Véronique walked over, knelt before him and took his hands in hers.

‘Luc, nothing has changed. You were the only thing that mattered. The man you have always thought of as your father, was the only father who ever had any influence in your life. He loved you so much. When you were born it was as if I lost half of him to you and I never minded, not for one second. His smile was brightest when he looked at you. He would spend hours just holding you, watching you sleep.’

Callanach stood up. ‘You should have told him,’ he said.

‘To what end?’ Véronique asked. ‘If he had known the truth, he would have been blinded by my pain. But I know that he would have loved you no less, no differently, and I have always believed that you are his son.’

‘No. Not when Astrid came to you with her lies. For a while, then, you believed something else. Is that the guilty burden you came to shift? That you thought, for however fleeting a moment, like father like son. You thought that my biological father was the man who had raped you, and that I had turned out the same. That’s why you left me,’ Callanach said, picking up his coat and shrugging it on.

‘Luc, it wasn’t that black and white. I was devastated by the past all over again. Nothing made sense to me. I ran because I couldn’t hide the pain I was feeling and you had more than enough to deal with. This conversation we’re having now, that I always knew we would have to have one day, would have been too much for you back then.’

‘It’s too much for me now!’ Callanach shouted, reaching for the door.

Véronique threw herself in the way. ‘Please, please don’t go. I know how you’re feeling, I want to help you.’

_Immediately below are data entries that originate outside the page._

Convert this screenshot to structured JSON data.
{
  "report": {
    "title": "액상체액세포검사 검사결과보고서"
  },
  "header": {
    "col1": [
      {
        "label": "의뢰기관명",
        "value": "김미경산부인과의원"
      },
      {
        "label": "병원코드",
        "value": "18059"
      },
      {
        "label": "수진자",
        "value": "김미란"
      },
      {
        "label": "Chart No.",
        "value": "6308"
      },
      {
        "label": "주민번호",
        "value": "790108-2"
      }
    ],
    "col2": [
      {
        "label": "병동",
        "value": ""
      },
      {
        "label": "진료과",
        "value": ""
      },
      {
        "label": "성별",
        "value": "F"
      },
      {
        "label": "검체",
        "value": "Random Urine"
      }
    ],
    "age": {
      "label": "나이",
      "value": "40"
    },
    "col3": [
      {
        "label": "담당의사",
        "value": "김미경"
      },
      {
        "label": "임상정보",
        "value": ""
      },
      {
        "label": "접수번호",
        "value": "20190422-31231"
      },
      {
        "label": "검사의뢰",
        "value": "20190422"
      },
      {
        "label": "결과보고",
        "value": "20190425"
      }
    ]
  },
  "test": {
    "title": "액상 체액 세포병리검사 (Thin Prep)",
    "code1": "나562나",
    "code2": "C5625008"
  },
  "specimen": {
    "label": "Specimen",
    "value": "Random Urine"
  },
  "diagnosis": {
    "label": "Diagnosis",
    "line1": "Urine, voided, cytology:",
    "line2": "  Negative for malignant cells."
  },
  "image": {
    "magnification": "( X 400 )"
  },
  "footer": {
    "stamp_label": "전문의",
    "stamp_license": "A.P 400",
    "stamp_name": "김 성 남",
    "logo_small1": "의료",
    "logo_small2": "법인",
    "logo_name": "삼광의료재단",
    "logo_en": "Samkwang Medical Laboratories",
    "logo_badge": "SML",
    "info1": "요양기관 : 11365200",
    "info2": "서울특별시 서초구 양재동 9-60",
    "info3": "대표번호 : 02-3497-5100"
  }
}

‘I’ve just been told that my life may be the result of a rape, and that the man I’ve believed all my life was my father may not be. You have no idea how I’m feeling!’

‘I shouldn’t have told you,’ Véronique sobbed, collapsing into the chair, head on her knees. ‘I thought it was the right thing to do. I thought it would help you forgive me.’

Callanach pushed the door gently shut and sat on the edge of the bed facing his mother. ‘There’s nothing left to forgive,’ he said. ‘Go back to France. You have to give me some time now.’

He stood up, left quietly and made his way back down to the street. It looked the same as he had left it, yet he felt it should have been different. That it should have changed with him. Everything he thought he knew about himself might be a lie. The solid ground beneath his feet was gone. His mother was even more a victim than him, yet he hadn’t had the strength to be the man she needed, to comfort and reassure her. Callanach turned up his collar against the icy walk home, telling himself as he went that the tears streaming down his face could be blamed on the wind in his eyes.